The tall girl threw up her mannishly cropped, chestnut head. “There is nothing at all sinister or even queer about it, Mr. Dundee! I was on my way to the luncheon, when I decided to drive past Nita’s house, on the chance that she might like me to drive her over.”
“Then you didn’t know that Mrs. Dunlap had already arranged to meet Mrs. Selim downtown this morning and to take her to the Inn?” Dundee asked.
“No! I didn’t hear of the arrangement,” Polly answered decidedly.
“You were a close friend of Mrs. Selim’s perhaps?” Dundee prodded.
“Not at all! But that would not keep me from doing my hostess a courtesy…. She hated her Ford and liked expensive cars,” Polly added unemotionally. “It was about a quarter to one when I got here, I should say. Nita wasn’t here, nor was her maid, but I saw Ralph’s car parked in front of the house—”
“Ralph Hammond’s car?” a woman squealed, but Dundee let Polly continue.

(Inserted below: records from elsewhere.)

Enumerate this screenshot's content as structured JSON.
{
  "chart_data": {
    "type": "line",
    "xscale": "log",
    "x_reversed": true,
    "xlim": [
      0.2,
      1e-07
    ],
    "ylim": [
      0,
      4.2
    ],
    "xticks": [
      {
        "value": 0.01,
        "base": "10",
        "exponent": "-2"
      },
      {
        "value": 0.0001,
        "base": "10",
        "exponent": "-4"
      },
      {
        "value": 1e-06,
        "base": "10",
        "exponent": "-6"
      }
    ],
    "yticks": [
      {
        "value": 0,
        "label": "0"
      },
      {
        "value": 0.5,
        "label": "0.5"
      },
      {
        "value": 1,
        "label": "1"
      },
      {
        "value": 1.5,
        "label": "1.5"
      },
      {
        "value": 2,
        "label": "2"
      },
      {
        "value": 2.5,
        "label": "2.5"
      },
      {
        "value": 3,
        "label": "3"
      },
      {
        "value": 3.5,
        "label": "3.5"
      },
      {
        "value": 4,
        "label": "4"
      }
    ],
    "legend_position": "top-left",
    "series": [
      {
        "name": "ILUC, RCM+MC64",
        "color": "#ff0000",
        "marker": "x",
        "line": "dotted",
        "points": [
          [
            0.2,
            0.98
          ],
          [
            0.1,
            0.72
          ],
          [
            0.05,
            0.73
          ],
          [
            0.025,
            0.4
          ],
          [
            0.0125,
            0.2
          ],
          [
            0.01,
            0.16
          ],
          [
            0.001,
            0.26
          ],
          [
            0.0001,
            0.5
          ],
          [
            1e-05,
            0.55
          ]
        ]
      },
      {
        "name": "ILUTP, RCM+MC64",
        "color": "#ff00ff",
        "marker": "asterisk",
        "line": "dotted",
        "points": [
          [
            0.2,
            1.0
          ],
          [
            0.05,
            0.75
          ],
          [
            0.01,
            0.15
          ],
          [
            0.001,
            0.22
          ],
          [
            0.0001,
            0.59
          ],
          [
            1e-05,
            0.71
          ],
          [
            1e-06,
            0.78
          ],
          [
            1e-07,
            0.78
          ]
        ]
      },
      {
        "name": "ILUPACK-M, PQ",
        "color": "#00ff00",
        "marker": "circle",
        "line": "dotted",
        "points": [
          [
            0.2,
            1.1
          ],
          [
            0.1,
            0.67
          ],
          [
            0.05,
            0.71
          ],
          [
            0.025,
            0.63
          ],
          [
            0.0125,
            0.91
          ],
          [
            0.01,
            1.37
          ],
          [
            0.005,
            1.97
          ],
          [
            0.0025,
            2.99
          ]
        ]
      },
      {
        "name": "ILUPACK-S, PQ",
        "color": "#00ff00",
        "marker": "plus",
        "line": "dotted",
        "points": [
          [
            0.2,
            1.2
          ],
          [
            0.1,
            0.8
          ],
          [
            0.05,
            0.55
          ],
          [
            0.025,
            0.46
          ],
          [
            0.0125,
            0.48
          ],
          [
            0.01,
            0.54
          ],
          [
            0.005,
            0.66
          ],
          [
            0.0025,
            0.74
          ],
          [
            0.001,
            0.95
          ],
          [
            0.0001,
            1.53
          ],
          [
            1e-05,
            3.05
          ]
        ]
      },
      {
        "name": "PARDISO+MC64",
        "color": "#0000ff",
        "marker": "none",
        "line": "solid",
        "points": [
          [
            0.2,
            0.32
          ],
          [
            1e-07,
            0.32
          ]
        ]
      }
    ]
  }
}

“I rang and he answered the door. Said he was alone in the house, going over the premises at Judge Marshall’s request,” Polly said evenly.
“That’s right—that’s right!” Judge Marshall agreed hastily. “Nita—Mrs. Selim—wanted the unfinished half of the gabled top story finished up. Wanted a maid’s room and bath, and a guest room and bath added to the living quarters already completed. I gave the commission, for an estimate, at least, to the Hammond firm, since they had built the house originally for Crain—Penny’s father.”